What, am I to argue that it is wrong to make men brutes, to rob them
of their liberty, to work them without wages, to keep them ignorant of
their relations to their fellow men, to beat them with sticks, to flay
their flesh with the lash, to load their limbs with irons, to hunt them
with dogs, to sell them at auction, to sunder their families, to knock
out their teeth, to burn their flesh, to starve them into obedience and
submission to their masters? Must I argue that a system thus marked
with blood, and stained with pollution, is wrong? No! I will not. I
have better employment for my time and strength than such arguments
would imply....
What, to the American slave, is your Fourth of July? I answer: a day
that reveals to him, more than all other days in the year, the gross
injustice and cruelty to which he is the constant victim.
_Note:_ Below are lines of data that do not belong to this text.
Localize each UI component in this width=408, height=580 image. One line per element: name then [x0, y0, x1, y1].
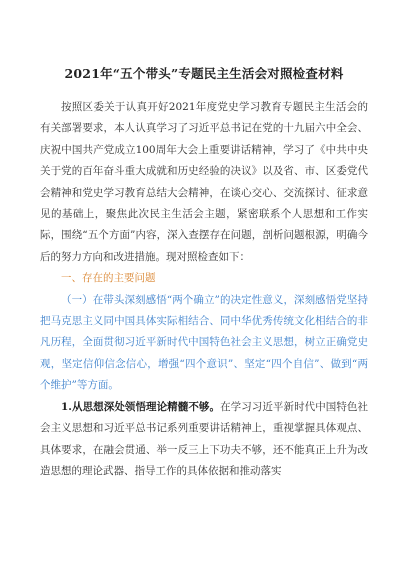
subsection-paragraph: （一）在带头深刻感悟“两个确立”的决定性意义，深刻感悟党坚持把马克思主义同中国具体实际相结合、同中华优秀传统文化相结合的非凡历程，全面贯彻习近平新时代中国特色社会主义思想，树立正确党史观，坚定信仰信念信心，增强“四个意识”、坚定“四个自信”、做到“两个维护”等方面。 — [40, 293, 368, 392]
item-body: 在学习习近平新时代中国特色社会主义思想和习近平总书记系列重要讲话精神上，重视掌握具体观点、具体要求，在融会贯通、举一反三上下功夫不够，还不能真正上升为改造思想的理论武器、指导工作的具体依据和推动落实 — [40, 400, 369, 477]
document-title: 2021年“五个带头”专题民主生活会对照检查材料 — [64, 66, 344, 81]
intro-paragraph: 按照区委关于认真开好2021年度党史学习教育专题民主生活会的有关部署要求，本人认真学习了习近平总书记在党的十九届六中全会、庆祝中国共产党成立100周年大会上重要讲话精神，学习了《中共中央关于党的百年奋斗重大成就和历史经验的决议》以及省、市、区委党代会精神和党史学习教育总结大会精神，在谈心交心、交流探讨、征求意见的基础上，聚焦此次民主生活会主题，紧密联系个人思想和工作实际，围绕“五个方面”内容，深入查摆存在问题，剖析问题根源，明确今后的努力方向和改进措施。现对照检查如下： — [40, 101, 368, 263]
item-paragraph — [40, 397, 368, 483]
section-heading: 一、存在的主要问题 — [61, 272, 156, 285]
item-lead: 1.从思想深处领悟理论精髓不够。 — [61, 400, 221, 413]
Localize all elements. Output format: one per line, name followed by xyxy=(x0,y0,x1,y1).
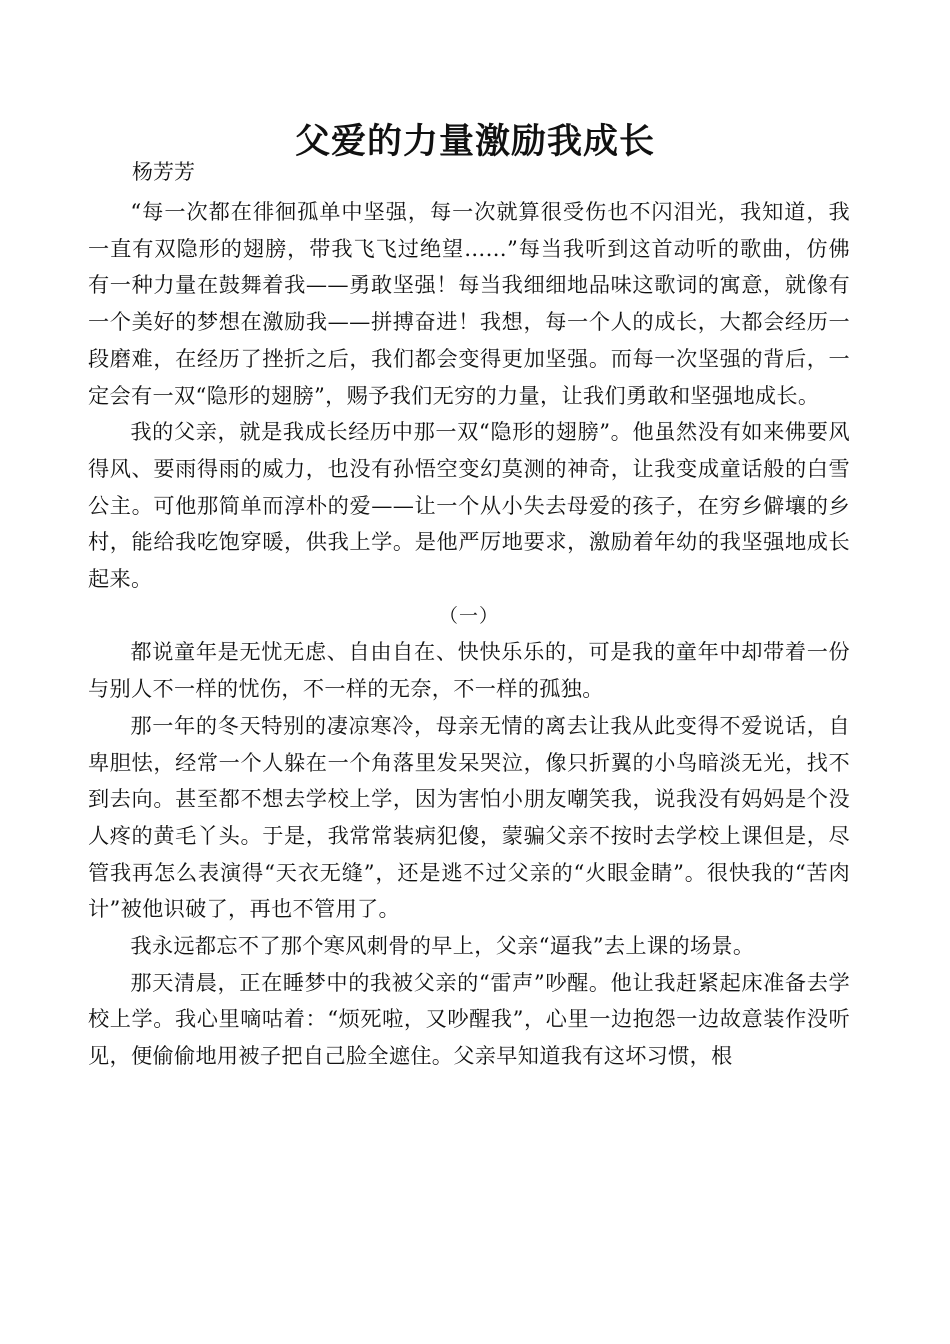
document-title: 父爱的力量激励我成长 xyxy=(294,121,655,162)
paragraph: 那天清晨，正在睡梦中的我被父亲的“雷声”吵醒。他让我赶紧起床准备去学校上学。我心里嘀咕着：“烦死啦，又吵醒我”，心里一边抱怨一边故意装作没听见，便偷偷地用被子把自己脸全遮住。父亲早知道我有这坏习惯，根 xyxy=(88,969,850,1069)
section-marker: （一） xyxy=(438,604,499,627)
paragraph: 都说童年是无忧无虑、自由自在、快快乐乐的，可是我的童年中却带着一份与别人不一样的忧伤，不一样的无奈，不一样的孤独。 xyxy=(88,639,850,702)
paragraph: “每一次都在徘徊孤单中坚强，每一次就算很受伤也不闪泪光，我知道，我一直有双隐形的翅膀，带我飞飞过绝望……”每当我听到这首动听的歌曲，仿佛有一种力量在鼓舞着我——勇敢坚强！每当我细细地品味这歌词的寓意，就像有一个美好的梦想在激励我——拼搏奋进！我想，每一个人的成长，大都会经历一段磨难，在经历了挫折之后，我们都会变得更加坚强。而每一次坚强的背后，一定会有一双“隐形的翅膀”，赐予我们无穷的力量，让我们勇敢和坚强地成长。 xyxy=(88,199,850,408)
author-name: 杨芳芳 xyxy=(132,160,195,184)
paragraph: 我永远都忘不了那个寒风刺骨的早上，父亲“逼我”去上课的场景。 xyxy=(130,933,755,959)
paragraph: 我的父亲，就是我成长经历中那一双“隐形的翅膀”。他虽然没有如来佛要风得风、要雨得雨的威力，也没有孙悟空变幻莫测的神奇，让我变成童话般的白雪公主。可他那简单而淳朴的爱——让一个从小失去母爱的孩子，在穷乡僻壤的乡村，能给我吃饱穿暖，供我上学。是他严厉地要求，激励着年幼的我坚强地成长起来。 xyxy=(88,419,850,592)
document-body xyxy=(88,194,850,1075)
paragraph: 那一年的冬天特别的凄凉寒冷，母亲无情的离去让我从此变得不爱说话，自卑胆怯，经常一个人躲在一个角落里发呆哭泣，像只折翼的小鸟暗淡无光，找不到去向。甚至都不想去学校上学，因为害怕小朋友嘲笑我，说我没有妈妈是个没人疼的黄毛丫头。于是，我常常装病犯傻，蒙骗父亲不按时去学校上课但是，尽管我再怎么表演得“天衣无缝”，还是逃不过父亲的“火眼金睛”。很快我的“苦肉计”被他识破了，再也不管用了。 xyxy=(88,712,850,922)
To him, your
celebration is a sham; your boasted liberty, an unholy license; your
national greatness, swelling vanity; your sounds of rejoicing are empty
and heartless; your denunciation of tyrants, brass-fronted impudence;
your shouts of liberty and equality, hollow mockery; your prayers and
hymns, your sermons and thanksgivings, with all your religious parade
and solemnity, are, to Him, mere bombast, fraud, deception, impiety,
and hypocrisy-a thin veil to cover up crimes which would disgrace a
nation of savages. There is not a nation of savages. There is not a
nation on the earth guilty of practices more shocking and bloody than
are the people of the United States at this very hour.
Go where you may, search where you will, roam through all the
monarchies and despotisms- of the Old World, travel through South
America, search out every abuse, and when you have found the last, lay
your facts by the side of the everyday practices of this nation, and
you will say with me that, for revolting barbarity and shameless
hypocrisy, America reigns without a rival.